The suspension means he will miss Saracens' European Cup quarter-final at Ireland's Leinster, further potential games in that competition and several matches in the Premiership, from which the club will be automatically relegated this season after breaching salary cap rules.
Farrell was sent off after 61 minutes of Saturday's defeat by Wasps after a wild, high tackle that caught 18-year-old replacement flyhalf Charlie Atkinson in the face as the England captain tried to react to the teenager's side-step.
After a four-hour hearing on Tuesday, Independent panel chair Mike Hamlin said: "It was accepted by the RFU, the player and the Panel that the offending was reckless and not intentional.

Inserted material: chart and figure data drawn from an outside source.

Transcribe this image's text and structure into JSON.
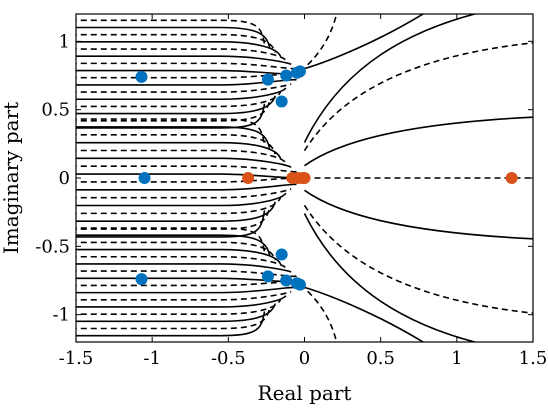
{
  "chart_data": {
    "type": "scatter",
    "xlabel": "Real part",
    "ylabel": "Imaginary part",
    "xlim": [
      -1.5,
      1.5
    ],
    "ylim": [
      -1.2,
      1.2
    ],
    "xticks": [
      -1.5,
      -1,
      -0.5,
      0,
      0.5,
      1,
      1.5
    ],
    "xtick_labels": [
      "-1.5",
      "-1",
      "-0.5",
      "0",
      "0.5",
      "1",
      "1.5"
    ],
    "yticks": [
      -1,
      -0.5,
      0,
      0.5,
      1
    ],
    "ytick_labels": [
      "-1",
      "-0.5",
      "0",
      "0.5",
      "1"
    ],
    "grid": false,
    "series": [
      {
        "color": "#0072BD",
        "points": [
          [
            -1.07,
            0.74
          ],
          [
            -0.24,
            0.72
          ],
          [
            -0.12,
            0.75
          ],
          [
            -0.05,
            0.77
          ],
          [
            -0.03,
            0.78
          ],
          [
            -0.15,
            0.56
          ],
          [
            -1.05,
            0.0
          ],
          [
            -1.07,
            -0.74
          ],
          [
            -0.24,
            -0.72
          ],
          [
            -0.12,
            -0.75
          ],
          [
            -0.05,
            -0.77
          ],
          [
            -0.03,
            -0.78
          ],
          [
            -0.15,
            -0.56
          ]
        ]
      },
      {
        "color": "#D95319",
        "points": [
          [
            -0.37,
            0.0
          ],
          [
            -0.08,
            0.0
          ],
          [
            -0.04,
            0.0
          ],
          [
            -0.01,
            0.0
          ],
          [
            0.0,
            0.0
          ],
          [
            1.36,
            0.0
          ]
        ]
      }
    ],
    "contours": {
      "solid_color": "#000000",
      "dashed_color": "#000000",
      "description_levels": "alternating solid/dashed contour lines"
    }
  }
}
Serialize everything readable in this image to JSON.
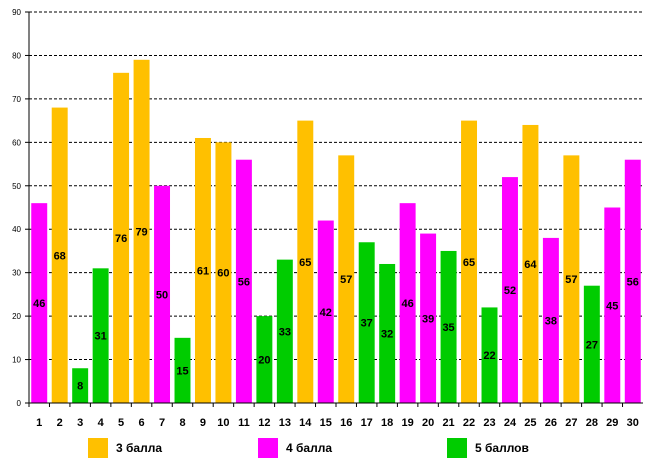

"This was a totally unacceptable contact with the neck/head of Charlie Atkinson as a result of a reckless tackle which had the consequences of him being knocked unconscious and sustaining a concussion.
"This resulted in the Panel concluding that this was a top end offence with an entry point of 10 matches. There were no aggravating features."Testimonials provided by Mark McCall, Eddie Jones and the founders of a charity with which the player works very closely were of the highest quality.
"The Panel concluded that applying the off-field mitigating factors, notwithstanding his suspension four and a half years ago, the player was entitled to a reduction from 10 matches to five meaningful matches. The player is free to play again on 5 October."
England travel to Italy in their rearranged Six Nations game at the end of October and then play a "mini" Six Nations, probably also including Georgia, in November.
England have a game against the Barbarians before the Italy match, though Farrell would have been unlikely to feature.